I bought a lot of gold this year. Not gold stocks but actual metal finished and unfinished. I suspect the consumer will buy lower priced products meaning gold items over platinum and high end diamonds this holiday season.

Retailing is really become a lower margin business during hte last few years. This is something that Skeeter has been harping on and he is correct. The technology does reduce margins due to the consumer's ability to know competitive pricing. On the other hand, technology is making operations more efficient to reduce some costs.

There is going to be a lot of retailing consolidation in 2002 in my opinion. I already see it in my industry with four independants in the Erie market having closed this year. The chains continue on in the large regional malls but they are taking on debt. One large firm that seemed to have lost their footing for a while was Penneys.
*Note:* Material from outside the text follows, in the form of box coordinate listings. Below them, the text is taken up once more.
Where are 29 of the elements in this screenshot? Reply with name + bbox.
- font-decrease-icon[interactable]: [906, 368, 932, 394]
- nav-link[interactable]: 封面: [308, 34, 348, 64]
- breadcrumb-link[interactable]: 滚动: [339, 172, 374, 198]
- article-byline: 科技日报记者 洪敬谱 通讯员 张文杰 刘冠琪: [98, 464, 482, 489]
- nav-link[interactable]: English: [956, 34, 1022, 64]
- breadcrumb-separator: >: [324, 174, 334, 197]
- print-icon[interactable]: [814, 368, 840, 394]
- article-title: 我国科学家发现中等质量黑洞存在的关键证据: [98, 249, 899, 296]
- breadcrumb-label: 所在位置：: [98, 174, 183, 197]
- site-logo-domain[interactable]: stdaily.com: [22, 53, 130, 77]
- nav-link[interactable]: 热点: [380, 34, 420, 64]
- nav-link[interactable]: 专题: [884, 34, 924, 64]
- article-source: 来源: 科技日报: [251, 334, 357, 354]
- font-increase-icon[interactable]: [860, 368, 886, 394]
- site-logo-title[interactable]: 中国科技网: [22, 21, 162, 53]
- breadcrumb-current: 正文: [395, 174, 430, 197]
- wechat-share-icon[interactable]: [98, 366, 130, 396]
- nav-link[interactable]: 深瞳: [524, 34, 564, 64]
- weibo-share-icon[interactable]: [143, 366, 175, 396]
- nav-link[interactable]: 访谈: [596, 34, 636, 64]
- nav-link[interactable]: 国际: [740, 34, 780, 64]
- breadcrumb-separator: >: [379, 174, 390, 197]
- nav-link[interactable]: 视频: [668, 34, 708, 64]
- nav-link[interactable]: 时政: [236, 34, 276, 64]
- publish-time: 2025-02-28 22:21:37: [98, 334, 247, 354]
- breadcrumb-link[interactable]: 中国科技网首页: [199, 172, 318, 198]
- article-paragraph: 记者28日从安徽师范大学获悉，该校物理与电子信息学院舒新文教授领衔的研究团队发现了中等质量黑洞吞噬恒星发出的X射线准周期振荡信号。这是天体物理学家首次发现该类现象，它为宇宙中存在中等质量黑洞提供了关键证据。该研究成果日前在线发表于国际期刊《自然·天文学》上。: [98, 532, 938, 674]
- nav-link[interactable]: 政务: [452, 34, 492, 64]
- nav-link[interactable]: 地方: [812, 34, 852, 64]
It took the more difficult competitive climate for them to re-vamp their marketing and they are an excellent case study of how a proper inventory and marking mix can affect both revenue and the bottom line.

I am personally am varying from the norm in that in a weak economy most firms will cut advertising. We increased it this year. I will be able to tell you at th end of the year if that was wise. It feels like a bad move now due to the cost. The difference is we do not blend in on the radio with a lot of competition with our advertisements. Will that keep us on people's mind this holiday season?

What is correct? Consumer spending decreases. Does a retailer cut costs and advertising or does one stay the course?

By the way, we just finished and opened our online gold and platinum store. There is a large link to it on the front of our home page at:
davidjewelers.com

I would love to have feedback from anyone that wants to take to the time and visit that department. I havge more time invested in it than I care to admit or even think about. We carry 45,000 gold items and they are all on-line now.

This was not a sales pitch but just a request for opinions. Negative ones are fine. That is how we improve.